Sicuramente vanno tenuti insieme più livelli. Lasciando da parte la tradizione socialcomunista, va detto che anche buona parte di coloro che hanno portato avanti punti di vista altri hanno troppo poco ragionato sui livelli differenti della questione, nei loro momenti di intersecazione, di distinzione e di rottura. Ci sono differenti tipi di soggettività: collettiva e individuale, proletaria e operaia, di classe e politica. Bisogna capire su che livelli si pongono le une rispetto alle altre, quali ne sono certe determinanti, come si intersecano e come si divaricano, come si formano e come si controformano. Senz'altro non è una questione esclusivamente psicologica o antropologica, anche se poi i discorsi psicologici e antropologici non vanno esclusi ma stanno dentro un discorso complessivo fatto di livelli che vanno guardati nella loro totalità (e anche questo è stato spesso ignorato). Confondendo o separando i livelli in modo rigido si rischia o la riduzione ad un punto di vista esclusivamente psicologico o psicanalitico, magari specializzandosi (cosa che in alcuni casi si può anche vedere dal percorso dei singoli soggetti interni a determinati ambiti e percorsi), oppure, all'opposto, si può riproporre delle categorie che, pur non arrivando al meccanicismo della struttura e della sovrastruttura del più becero materialismo storico, finiscono tuttavia per trascurare o addirittura rimuovere le determinanti soggettive. Il discorso è dunque quello di muoversi su più livelli all'interno di un quadro complesso, con uno sguardo ambivalente. Ci sono quindi diversi livelli di soggettività che si integrano, si misurano e talvolta si contrappongo. Una cosa è dunque la soggettività politica e un'altra è la soggettività operaia o proletaria, e non solo in dimensioni individuali o collettive, ma anche nella considerazione del dove si mira. Però, magari in alcuni momenti questi livelli si intersecano e danno una certa dimensione. Il processo rivoluzionario è il convergere in un determinato momento di soggettività collettive profondamente differenti e su più livelli. Una cosa sono i momenti di conflitto e un'altra è la dimensione di partito, di organizzazione, di progetto.

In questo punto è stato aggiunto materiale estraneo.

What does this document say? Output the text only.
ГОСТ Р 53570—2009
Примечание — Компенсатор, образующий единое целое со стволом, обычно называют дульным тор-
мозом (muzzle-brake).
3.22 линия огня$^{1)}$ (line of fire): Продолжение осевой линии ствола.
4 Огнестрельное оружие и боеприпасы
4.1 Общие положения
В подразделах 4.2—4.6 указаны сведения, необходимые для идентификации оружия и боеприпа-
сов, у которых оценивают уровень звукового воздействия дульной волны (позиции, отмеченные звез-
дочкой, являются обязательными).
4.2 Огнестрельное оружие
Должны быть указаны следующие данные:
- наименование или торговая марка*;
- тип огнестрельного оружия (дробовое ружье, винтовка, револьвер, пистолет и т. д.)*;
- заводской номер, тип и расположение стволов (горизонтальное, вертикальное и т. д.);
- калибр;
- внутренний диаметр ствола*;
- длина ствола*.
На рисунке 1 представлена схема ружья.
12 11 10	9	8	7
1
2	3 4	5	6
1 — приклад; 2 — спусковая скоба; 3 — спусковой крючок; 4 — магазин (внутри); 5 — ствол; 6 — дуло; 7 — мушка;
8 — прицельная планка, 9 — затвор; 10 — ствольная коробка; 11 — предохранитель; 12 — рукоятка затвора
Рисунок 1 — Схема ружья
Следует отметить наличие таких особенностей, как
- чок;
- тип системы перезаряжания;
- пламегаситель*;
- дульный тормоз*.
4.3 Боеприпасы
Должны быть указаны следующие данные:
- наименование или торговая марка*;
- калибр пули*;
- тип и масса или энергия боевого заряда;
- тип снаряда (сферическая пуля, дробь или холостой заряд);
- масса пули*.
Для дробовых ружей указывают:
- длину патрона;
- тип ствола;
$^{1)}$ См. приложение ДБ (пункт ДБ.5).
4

Nell'ambito di queste interviste noi spesso chiediamo quali sono i cosiddetti numi tutelari, ossia persone, figure, autori di riferimento nell'ambito del percorso politico e culturale: quali sono i tuoi numi tutelari, da una parte a livello generale e dall'altra nello specifico del tuo percorso di ricerca sulla politica?


Beh, sicuramente Toni Negri, l'ho già detto, per me è stato importante. E' una domanda un po' difficile, perché un conto sono gli autori che hanno avuto un ruolo importante nella formazione, un conto sono quelli che reputo importanti oggi. Citerei i classici: Machiavelli, Hobbes, Marx. Ma anche il marxismo nero formatosi nel grande spazio atlantico, C.L.R. James primo tra tutti. E una lettura specifica della storia americana, anch'essa non a caso fatta circolare in Italia da storici di formazione operaista, da Bruno Cartosio a Nando Fasce (senza dimenticare il ruolo svolto da Ferruccio Gambino). E poi, per quanto riguarda il mio percorso formativo, i lunghi anni che ho dedicato allo studio delle scienze del diritto, della società, dello Stato in Germania tra Otto e Novecento: diciamo, per fare due nomi noti, Weber e Schmitt.